Pins and needles induced her to lie down and massage the afflicted hand, but her misgivings did not go away. She scrutinised the ceiling for a solution to the overwhelming uncertainty of existing in a state of permanent virginity. It would be difficult, struggling through the years without a functioning partner. She could, of course, take on a boyfriend; it wouldn't matter how she achieved satisfaction so long as there was some contentment in her life. Gary need never know, as she would never know what games he played in the privacy of Terry's home.

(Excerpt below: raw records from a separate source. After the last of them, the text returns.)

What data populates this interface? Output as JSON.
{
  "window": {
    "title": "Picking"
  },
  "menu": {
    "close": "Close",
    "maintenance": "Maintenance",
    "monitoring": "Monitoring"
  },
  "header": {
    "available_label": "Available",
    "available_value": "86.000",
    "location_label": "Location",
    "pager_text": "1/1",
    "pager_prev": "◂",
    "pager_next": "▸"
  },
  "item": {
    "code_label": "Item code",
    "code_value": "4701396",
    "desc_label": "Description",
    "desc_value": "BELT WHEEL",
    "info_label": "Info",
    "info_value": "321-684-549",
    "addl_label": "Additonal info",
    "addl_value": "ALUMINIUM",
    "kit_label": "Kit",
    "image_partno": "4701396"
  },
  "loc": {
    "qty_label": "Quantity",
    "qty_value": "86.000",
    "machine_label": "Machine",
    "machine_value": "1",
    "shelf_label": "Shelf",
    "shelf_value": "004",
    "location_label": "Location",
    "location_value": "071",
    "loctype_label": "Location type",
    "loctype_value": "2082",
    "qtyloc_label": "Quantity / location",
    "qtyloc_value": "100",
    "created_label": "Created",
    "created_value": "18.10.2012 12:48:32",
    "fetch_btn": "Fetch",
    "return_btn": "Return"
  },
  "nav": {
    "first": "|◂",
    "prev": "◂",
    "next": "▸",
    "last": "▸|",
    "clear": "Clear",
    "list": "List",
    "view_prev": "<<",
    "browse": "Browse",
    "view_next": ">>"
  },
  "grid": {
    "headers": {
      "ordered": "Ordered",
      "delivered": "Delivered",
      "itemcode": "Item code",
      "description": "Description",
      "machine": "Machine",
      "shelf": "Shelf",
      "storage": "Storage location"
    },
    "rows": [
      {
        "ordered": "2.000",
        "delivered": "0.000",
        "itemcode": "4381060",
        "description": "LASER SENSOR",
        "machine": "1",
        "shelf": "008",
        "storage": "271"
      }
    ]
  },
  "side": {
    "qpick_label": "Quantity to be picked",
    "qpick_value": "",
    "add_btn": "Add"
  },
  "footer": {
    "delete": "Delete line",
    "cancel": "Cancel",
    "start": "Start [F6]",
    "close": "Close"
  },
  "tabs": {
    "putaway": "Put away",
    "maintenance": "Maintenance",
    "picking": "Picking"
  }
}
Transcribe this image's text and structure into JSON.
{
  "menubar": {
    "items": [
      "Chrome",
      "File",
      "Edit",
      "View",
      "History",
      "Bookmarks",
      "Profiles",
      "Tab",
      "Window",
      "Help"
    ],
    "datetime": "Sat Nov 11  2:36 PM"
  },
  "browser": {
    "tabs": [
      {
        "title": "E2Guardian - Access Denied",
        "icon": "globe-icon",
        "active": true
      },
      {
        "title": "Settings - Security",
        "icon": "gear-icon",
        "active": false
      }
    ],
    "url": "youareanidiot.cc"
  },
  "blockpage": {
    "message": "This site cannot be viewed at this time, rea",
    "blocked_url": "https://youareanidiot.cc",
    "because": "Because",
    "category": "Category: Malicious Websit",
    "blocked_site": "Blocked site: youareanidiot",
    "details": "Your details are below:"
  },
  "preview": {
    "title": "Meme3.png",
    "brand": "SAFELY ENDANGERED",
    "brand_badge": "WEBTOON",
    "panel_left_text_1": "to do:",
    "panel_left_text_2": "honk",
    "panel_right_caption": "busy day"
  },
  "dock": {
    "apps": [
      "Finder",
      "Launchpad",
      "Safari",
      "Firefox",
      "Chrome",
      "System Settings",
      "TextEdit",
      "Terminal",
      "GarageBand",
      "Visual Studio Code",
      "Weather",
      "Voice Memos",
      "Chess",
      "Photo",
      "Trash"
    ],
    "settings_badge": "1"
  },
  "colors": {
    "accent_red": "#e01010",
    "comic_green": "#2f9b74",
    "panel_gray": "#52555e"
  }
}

Even in the chilly bedroom she was uncomfortably warm in the thick pyjamas. Her hands were sweaty and she needed a drink. Sliding stealthily from the bed, she padded along the landing to the bathroom, stepping over Rex who had found warmth by the airing cupboard and had chosen to lie there instead of on his bed. The bathroom tiles, cold beneath her feet, dispelled the heat from her body so she wrapped a yellow bathrobe around her shoulders.

Raising the roller blind she looked out at the tiny garden, half of it illuminated by the moon, the other half hidden in the deep shadow of the trees. She saw the outline of a cat on the fence, eyes shining like pencil torches. Looking at the peaceful panorama, it was hard to accept that so many problems abounded.

WITH her robe belted tightly around her, Rex at her heels, Rachel went downstairs. She closed the door to counter Gary's snores. The room was still warm, though the fire had been switched off an hour since. Rex flopped with a grunt on the hearth rug.

After discarding the robe, she reclined full stretch on the couch and opened the current free magazine. Idly fiddling with the buttons on her pyjama top, she turned the pages. An advertisement for inexpensive beds caught her eye and she considered the possibility of changing from double to twin. It would please Gary … and maybe her too.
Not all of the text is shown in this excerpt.